Le crédit interentreprises désigne le financement que les entreprises s'accordent mutuellement via les délais de paiement. Lorsqu'un fournisseur livre des marchandises et accorde 30, 45 ou 60 jours à son client pour régler, il lui accorde un crédit sans intérêt. Ce mécanisme représente en France le premier mode de financement des entreprises, bien avant le crédit bancaire : l'encours du crédit interentreprises dépasse les 700 milliards d'euros selon la Banque de France.

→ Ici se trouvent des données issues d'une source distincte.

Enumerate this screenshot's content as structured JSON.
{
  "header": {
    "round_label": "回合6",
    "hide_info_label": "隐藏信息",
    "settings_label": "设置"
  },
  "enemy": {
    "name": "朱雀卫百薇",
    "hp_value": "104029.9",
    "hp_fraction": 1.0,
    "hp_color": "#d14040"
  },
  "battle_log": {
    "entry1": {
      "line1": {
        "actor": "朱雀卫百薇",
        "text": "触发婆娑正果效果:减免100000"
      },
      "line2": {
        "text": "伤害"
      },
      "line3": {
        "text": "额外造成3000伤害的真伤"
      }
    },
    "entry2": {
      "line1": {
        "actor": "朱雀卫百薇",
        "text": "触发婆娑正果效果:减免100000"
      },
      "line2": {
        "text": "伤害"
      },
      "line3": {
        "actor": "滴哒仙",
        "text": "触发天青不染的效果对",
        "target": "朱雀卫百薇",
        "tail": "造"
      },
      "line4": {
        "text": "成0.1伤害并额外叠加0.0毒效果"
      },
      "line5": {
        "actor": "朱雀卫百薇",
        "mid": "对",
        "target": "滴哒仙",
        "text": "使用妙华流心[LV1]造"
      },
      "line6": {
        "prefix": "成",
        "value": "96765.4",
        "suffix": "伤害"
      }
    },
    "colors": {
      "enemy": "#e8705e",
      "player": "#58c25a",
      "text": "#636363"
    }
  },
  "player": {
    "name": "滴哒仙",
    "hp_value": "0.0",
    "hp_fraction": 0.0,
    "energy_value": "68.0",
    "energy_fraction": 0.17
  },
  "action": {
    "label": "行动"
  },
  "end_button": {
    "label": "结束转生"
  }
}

La mécanique : deux faces d'une même pièce
Pour chaque transaction à crédit, deux entreprises ont des positions opposées :
| Fournisseur (prêteur) | Client (emprunteur) | |
|---|---|---|
| Au bilan | Créance client (actif circulant) | Dette fournisseur (passif courant) |
| Impact BFR | Augmente le BFR (besoin à financer) | Réduit le BFR (ressource d'exploitation) |
| Risque | Risque d'impayé si le client fait défaut | Risque de rupture de livraison si retards répétés |
| Coût | Coût d'opportunité : cash immobilisé sans rémunération | Financement gratuit, mais délais limités par la loi |
Les limites légales : la loi LME
La loi de modernisation de l'économie (LME) de 2008 encadre strictement les délais de paiement entre entreprises :
- Plafond général : 60 jours à compter de la date d'émission de la facture, ou 45 jours fin de mois
- Secteurs dérogatoires : certains secteurs (transport, alimentaire périssable...) bénéficient de délais spécifiques
- Sanctions : des pénalités de retard sont dues de plein droit à partir du lendemain de la date d'échéance, au taux de la BCE majoré de 10 points, au minimum 40 € d'indemnité forfaitaire
En pratique, les grandes entreprises ont tendance à imposer à leurs fournisseurs (souvent des PME) des délais longs, ce qui dégrade le BFR de ces dernières.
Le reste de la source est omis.